Their team identified all 42,539 patients diagnosed with type 1 diabetes before age 31 years of age. They used small intestinal biopsy reports showing villous atrophy to identify 947 type 1 diabetes patients with celiac disease between 1969 and 2008 (55.1% women; mean age of celiac disease diagnosis, 12 years).
The research team then selected up to five type 1 diabetes patients as controls for each patient with both type 1 diabetes and celiac disease, and matched them for age, sex and birth year. They selected 4,584 in all; 54.5% women. They then used Cox regression analysis to calculate hazard ratios for future thyroid disease, with celiac disease as a time-dependent variable.
They found that, over an average 13 years of follow-up, 90 patients in the group with both type 1 diabetes and celiac disease developed autoimmune thyroid disease (either hypothyroid or hyperthyroid); with an average age at thyroid disease diagnosis of 25 years old.
In total, nearly 11% of patients in the type 1 diabetes and celiac disease group were diagnosed with thyroid disease at some stage of life vs. 7.2% of patients with type 1 diabetes without celiac disease.
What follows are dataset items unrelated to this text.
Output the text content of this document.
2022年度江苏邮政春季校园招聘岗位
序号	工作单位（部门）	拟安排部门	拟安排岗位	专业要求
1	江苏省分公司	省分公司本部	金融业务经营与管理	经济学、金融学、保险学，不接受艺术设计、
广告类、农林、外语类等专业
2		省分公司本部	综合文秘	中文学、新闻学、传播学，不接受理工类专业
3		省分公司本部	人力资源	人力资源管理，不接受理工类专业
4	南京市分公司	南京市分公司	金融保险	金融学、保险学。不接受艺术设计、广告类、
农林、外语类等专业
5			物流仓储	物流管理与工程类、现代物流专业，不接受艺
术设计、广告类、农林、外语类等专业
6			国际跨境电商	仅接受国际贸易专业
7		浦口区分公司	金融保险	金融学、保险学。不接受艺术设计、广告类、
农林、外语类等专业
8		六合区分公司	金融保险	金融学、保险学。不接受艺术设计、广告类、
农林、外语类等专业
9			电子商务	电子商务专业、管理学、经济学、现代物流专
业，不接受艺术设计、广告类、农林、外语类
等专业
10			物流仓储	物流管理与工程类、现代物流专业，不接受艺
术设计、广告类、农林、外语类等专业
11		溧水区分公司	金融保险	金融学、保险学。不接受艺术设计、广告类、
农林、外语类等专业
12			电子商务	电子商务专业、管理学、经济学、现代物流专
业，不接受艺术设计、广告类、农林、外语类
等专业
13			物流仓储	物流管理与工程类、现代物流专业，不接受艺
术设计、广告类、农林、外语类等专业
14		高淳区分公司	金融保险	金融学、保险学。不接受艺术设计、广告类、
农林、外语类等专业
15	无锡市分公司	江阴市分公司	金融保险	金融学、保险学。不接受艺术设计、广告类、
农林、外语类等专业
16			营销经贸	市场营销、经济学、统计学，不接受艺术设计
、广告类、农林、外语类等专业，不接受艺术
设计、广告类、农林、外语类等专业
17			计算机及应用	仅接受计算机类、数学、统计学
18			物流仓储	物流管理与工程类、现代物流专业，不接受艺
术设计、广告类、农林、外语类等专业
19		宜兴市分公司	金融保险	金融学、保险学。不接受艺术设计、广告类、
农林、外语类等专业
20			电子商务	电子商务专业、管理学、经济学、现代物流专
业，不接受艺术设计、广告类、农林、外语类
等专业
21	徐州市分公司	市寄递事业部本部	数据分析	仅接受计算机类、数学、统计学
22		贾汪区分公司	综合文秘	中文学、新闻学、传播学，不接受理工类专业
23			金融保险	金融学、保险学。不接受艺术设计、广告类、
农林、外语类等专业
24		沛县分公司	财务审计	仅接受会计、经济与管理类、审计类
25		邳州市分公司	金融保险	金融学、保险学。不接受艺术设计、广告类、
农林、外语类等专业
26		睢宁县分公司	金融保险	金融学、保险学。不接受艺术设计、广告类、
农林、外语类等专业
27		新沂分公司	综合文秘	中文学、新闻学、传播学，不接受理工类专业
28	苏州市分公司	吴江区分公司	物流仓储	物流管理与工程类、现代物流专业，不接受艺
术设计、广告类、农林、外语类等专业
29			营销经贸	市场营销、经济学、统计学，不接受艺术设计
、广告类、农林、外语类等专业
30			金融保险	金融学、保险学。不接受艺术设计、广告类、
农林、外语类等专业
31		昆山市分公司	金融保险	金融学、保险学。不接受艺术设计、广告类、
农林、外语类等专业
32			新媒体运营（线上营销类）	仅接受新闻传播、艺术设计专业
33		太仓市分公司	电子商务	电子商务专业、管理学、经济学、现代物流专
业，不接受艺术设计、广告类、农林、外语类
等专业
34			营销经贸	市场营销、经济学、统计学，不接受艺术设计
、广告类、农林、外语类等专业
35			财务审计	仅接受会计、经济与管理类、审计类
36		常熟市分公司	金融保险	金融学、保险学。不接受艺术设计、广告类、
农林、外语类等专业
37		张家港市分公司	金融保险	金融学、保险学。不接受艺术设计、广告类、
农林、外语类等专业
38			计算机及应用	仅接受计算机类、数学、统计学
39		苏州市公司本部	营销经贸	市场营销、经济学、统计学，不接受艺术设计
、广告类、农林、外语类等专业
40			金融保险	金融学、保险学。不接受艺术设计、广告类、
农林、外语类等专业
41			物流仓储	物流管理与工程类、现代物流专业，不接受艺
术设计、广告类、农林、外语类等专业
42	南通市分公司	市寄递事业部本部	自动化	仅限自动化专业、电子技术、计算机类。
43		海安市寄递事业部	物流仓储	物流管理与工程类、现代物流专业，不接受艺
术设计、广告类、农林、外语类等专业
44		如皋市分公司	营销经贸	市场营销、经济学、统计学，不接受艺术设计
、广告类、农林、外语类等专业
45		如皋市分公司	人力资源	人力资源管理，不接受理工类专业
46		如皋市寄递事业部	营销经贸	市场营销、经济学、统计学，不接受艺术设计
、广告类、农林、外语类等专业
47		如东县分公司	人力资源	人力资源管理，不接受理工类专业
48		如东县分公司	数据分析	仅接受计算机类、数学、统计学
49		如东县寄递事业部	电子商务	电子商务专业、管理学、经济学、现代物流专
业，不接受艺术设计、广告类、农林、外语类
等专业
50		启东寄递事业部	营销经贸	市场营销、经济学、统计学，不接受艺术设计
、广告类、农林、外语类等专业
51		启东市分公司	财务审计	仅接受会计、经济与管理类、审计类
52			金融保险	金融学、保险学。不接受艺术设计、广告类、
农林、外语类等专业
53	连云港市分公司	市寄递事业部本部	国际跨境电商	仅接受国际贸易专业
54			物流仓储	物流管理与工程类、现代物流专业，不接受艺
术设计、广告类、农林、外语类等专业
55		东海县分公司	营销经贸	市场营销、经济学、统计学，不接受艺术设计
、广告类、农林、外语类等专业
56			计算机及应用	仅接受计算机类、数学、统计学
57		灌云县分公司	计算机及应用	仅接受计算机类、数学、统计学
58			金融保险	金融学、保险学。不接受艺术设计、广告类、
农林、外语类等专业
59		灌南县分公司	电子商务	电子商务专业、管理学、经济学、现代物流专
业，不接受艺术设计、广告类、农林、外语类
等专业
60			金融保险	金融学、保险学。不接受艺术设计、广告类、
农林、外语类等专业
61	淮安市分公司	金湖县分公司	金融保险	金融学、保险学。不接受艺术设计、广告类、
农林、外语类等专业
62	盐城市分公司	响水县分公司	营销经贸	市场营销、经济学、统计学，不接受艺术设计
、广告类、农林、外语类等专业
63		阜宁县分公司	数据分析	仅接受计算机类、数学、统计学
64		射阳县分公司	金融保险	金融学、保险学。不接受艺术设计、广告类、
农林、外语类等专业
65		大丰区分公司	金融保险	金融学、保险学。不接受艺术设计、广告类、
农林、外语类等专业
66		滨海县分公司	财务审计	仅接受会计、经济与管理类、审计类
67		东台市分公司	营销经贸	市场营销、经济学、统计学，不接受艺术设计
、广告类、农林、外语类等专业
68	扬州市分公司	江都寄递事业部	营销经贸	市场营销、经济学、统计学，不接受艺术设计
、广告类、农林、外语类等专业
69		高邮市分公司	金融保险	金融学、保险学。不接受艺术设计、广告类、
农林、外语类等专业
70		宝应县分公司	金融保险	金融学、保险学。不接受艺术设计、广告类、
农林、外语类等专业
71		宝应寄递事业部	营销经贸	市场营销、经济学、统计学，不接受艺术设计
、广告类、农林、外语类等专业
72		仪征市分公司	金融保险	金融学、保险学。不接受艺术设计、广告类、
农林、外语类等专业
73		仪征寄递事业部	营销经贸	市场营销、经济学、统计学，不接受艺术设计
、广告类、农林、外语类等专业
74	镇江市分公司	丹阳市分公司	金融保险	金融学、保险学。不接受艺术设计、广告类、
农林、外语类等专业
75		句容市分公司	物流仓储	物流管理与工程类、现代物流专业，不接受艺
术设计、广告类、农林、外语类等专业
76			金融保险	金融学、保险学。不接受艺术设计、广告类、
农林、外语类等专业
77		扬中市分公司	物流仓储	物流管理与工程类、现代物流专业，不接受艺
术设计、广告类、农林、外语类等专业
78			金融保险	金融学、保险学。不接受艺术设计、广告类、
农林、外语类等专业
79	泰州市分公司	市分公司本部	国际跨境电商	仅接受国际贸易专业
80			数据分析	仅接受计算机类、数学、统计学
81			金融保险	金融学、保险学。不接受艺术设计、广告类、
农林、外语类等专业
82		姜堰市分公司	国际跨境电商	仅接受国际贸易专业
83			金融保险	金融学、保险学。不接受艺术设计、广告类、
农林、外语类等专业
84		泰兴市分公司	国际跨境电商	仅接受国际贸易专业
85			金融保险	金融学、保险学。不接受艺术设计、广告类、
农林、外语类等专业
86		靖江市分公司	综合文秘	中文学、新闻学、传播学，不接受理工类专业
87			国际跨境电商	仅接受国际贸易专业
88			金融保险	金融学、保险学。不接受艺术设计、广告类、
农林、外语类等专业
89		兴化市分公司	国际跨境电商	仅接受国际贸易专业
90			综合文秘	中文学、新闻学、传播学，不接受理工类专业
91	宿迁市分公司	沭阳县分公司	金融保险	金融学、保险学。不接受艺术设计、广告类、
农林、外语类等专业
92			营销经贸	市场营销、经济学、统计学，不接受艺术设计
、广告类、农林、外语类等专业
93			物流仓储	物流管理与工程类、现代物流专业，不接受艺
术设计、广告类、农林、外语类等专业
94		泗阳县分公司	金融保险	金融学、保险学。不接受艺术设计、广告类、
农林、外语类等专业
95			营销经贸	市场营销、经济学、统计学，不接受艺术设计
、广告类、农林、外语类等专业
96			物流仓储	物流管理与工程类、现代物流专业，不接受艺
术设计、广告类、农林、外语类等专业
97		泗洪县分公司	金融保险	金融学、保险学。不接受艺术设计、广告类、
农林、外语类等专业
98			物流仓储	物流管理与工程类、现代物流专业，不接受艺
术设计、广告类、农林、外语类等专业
Patients with both type 1 diabetes and celiac disease faced an increased risk for hypothyreosis (HR = 1.66; 95% CI, 1.3-2.12) and hyperthyreosis (HR = 1.71; 95% CI, 0.95-3.11). The RR for thyroid disease in patients with both type 1 diabetes and celiac disease was 1.67 (95% CI, 1.32-2.11).
The team found the highest risk levels for thyroid disease in patients from 1964-1975, which they attributed to poor screening for thyroid disease in type 1 diabetes patients during that time.
The researchers noted that the highest risks in patients with more than ten years of celiac disease, which suggests that long-term double autoimmunity is a risk factor for autoimmune thyroid disease.